Wally. It was just Wally. He was home. He had entirely forgotten he fell asleep here. He'd never shared a bed with anyone in his life, why be used to it now?
"Yeah," he whispered back shakily. "Sorry. Nightmare." A hand came out of the darkness and rubbed his arm, a chin rested on his shoulder, a body pushing up against his until they were flush, and each point of contact melted Robin's steely defensive mechanisms. Until now, he hadn't known anything to be able to calm him down physically. An expanding chest and the velvet rub of skin on skin drew endorphins from his brain that tickled his stressed brain. It tensed, then flexed, and then let go. Wally rested his hot palm in the center of his chest. A deep breath entered and escaped him. He wasn't alone. Everything was fine. He relaxed.
A soft kiss to his shoulder let him know Wally was satisfied with his reply. "Dream of Paris," he breathed, and sank back to sleep. Shutting his eyes, Robin did dream of Paris, but to his surprise it wasn't sunsets and fountains. It was entirely new. He dreamed about owning a small apartment, in a quaint town with cobblestone streets, that he shared with Wally. He dreamed that the roads were narrow and had clothing lines strung up between them. There were little mailboxes and flowers curtains across the way. They were on the bottom floor. Above them lived loud, rowdy families with loads of children. He even babysat sometimes. He dreamed that he rode a bicycle to college every morning in the pink sunrise fog with Wally tailing him on his own, and they always ate breakfast at a café with a big window that looked right out over the park. They rushed to class together and ate lunch together and spent hours pouring over their homework. Wally had his science textbooks. Robin even had law textbooks. He dreamed they had a black cat and they ordered pizza every other day of the week - and that they had always known each other, ever since they were kids, and that they always would.
Wally would burst in one day with some story about getting a science internship, and babble about it for weeks while Robin studied for mid-terms. They bought pies and cakes and cookies and celebrated with music loud enough to drown out the baby crying upstairs. Sitting back on the couch, tossing papers back and forth, Robin listened to Wally rave on and on about how excited he was to start the next day. Then when the next day came, Wally shut down entirely. He said nothing. Did nothing. For a month, he barely said a word besides grunting, and Robin would lean back in his computer chair in the next room and watch him write viciously in a notebook. His worry would roil in his gut.
Then Wally went missing. It was right around the time of a lab explosion and everyone thought he was just dead, because he'd been working there that night. But Robin knew different. He looked everywhere, asked everyone, put out fliers – nothing. Robin went back to their small apartment, and pet their cat, and made tea for one, and still nothing. He looked out his window and waited for years. He finished school. He got a job as a lawyer.

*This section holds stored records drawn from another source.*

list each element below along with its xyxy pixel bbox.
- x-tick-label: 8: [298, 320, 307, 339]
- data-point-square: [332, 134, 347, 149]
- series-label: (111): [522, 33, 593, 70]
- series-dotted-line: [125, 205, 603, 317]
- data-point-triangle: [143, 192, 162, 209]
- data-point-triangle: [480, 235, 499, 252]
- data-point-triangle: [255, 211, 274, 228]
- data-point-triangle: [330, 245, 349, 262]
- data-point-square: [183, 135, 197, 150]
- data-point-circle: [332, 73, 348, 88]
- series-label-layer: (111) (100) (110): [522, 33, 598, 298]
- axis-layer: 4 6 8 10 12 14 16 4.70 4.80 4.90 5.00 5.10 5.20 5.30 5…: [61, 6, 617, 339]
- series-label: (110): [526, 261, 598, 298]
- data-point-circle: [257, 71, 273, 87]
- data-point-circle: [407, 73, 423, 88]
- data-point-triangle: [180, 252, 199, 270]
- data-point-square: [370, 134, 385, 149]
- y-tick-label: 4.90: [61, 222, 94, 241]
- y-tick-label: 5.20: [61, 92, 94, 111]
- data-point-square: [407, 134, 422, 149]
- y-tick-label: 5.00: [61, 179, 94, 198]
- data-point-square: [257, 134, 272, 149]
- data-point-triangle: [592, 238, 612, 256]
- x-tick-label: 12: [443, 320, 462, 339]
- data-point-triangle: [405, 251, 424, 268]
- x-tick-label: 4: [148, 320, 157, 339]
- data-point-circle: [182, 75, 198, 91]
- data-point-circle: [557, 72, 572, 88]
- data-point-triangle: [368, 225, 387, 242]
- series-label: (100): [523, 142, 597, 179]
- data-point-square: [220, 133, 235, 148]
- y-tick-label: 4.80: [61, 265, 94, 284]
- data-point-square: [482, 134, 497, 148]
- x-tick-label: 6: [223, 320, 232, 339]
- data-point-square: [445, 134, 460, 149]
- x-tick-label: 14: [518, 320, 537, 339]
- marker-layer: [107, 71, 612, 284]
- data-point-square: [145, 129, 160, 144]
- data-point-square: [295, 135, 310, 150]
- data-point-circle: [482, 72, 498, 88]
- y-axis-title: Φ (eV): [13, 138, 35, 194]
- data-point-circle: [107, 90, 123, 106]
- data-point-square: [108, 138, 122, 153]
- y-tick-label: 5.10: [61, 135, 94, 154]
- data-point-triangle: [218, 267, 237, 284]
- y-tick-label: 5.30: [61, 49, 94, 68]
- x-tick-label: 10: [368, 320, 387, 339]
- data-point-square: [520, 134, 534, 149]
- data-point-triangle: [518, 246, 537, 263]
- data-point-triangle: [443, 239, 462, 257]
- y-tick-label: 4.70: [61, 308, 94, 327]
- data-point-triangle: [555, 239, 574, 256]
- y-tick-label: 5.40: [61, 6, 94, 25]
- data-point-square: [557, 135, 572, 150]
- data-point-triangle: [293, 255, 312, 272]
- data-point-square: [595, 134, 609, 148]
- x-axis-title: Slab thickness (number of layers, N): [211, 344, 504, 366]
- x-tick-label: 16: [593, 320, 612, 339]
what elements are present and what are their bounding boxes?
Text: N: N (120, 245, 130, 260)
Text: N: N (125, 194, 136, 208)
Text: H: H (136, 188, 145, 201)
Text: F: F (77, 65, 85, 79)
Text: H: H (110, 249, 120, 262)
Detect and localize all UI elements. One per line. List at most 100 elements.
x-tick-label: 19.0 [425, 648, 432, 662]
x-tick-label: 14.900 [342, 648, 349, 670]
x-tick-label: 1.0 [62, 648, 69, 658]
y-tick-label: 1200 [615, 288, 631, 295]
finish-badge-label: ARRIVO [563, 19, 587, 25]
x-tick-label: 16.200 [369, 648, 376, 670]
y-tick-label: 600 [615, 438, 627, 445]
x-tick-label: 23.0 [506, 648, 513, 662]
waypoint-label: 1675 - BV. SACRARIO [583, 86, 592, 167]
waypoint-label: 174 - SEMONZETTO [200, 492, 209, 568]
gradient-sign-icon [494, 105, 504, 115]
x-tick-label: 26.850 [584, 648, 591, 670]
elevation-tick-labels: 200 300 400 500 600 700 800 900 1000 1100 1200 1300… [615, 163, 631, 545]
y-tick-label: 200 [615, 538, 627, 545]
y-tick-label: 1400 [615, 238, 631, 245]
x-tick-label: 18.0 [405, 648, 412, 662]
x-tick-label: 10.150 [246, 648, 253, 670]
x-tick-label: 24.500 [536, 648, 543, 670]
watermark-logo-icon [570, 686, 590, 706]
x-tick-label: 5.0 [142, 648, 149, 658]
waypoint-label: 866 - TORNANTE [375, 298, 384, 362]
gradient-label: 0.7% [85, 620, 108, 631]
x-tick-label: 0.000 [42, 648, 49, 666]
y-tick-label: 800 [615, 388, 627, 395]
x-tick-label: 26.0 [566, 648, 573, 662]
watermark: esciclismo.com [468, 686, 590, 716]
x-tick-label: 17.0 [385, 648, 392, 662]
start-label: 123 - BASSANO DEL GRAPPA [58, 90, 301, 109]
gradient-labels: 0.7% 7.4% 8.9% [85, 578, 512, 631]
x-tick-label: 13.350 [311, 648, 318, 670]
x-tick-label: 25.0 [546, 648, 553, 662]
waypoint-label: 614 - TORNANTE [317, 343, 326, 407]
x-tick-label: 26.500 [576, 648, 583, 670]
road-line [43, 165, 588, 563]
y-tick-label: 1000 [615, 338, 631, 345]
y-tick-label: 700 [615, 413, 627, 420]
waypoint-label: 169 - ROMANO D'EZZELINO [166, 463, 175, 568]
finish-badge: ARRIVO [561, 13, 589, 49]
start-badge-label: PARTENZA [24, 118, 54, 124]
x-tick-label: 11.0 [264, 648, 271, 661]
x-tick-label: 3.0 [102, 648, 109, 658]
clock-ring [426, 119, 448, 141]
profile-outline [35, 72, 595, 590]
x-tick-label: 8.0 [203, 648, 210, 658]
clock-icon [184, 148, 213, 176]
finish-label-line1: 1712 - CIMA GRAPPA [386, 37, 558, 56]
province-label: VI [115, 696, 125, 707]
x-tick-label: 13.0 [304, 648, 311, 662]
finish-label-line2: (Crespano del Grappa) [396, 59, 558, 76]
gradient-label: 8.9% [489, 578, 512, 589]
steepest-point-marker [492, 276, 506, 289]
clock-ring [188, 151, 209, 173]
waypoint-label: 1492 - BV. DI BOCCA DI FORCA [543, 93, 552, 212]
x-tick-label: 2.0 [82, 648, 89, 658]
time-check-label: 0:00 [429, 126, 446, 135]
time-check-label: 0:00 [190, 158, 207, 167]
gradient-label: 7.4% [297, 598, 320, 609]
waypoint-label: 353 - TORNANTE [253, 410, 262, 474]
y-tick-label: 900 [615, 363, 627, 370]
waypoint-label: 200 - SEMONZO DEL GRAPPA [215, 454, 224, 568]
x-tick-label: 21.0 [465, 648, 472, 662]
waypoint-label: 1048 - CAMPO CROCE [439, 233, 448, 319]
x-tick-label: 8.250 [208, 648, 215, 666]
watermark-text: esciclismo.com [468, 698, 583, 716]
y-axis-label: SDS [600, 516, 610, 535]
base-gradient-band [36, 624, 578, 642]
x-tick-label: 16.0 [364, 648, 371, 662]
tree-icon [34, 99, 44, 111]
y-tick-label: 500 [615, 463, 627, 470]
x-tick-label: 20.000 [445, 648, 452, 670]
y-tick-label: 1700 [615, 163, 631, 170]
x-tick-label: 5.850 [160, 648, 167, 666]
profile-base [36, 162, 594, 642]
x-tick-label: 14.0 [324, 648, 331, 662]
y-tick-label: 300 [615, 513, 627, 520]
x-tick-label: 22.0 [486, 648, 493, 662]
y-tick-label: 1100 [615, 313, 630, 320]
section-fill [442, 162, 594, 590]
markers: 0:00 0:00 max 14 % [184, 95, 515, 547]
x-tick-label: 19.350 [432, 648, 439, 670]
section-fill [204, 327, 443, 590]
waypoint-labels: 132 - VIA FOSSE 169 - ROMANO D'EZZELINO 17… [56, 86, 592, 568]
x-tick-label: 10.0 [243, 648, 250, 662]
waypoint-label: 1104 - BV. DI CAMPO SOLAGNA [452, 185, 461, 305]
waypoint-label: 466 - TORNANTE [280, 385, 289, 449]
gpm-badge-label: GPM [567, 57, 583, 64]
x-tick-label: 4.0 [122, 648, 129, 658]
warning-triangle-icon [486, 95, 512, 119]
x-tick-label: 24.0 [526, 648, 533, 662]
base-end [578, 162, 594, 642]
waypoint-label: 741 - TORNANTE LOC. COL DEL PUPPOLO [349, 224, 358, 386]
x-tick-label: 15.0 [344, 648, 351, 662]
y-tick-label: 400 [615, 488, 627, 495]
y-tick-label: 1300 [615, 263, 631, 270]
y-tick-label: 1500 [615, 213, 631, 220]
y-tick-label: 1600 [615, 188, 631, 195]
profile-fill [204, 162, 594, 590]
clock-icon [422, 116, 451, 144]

And right before his first pay check, right before he planned to sell the apartment and get a nicer flat, Wally was sitting on the couch when he got home - petting the cat. Smiling, healthy, eating everything in sight, almost like he'd never even left. Almost.
He tripped over his words as he tried to explain - to normal, French-born, heartbroken Robin - how in the past two years he had acquired and perfected the ability to move his body with super speed.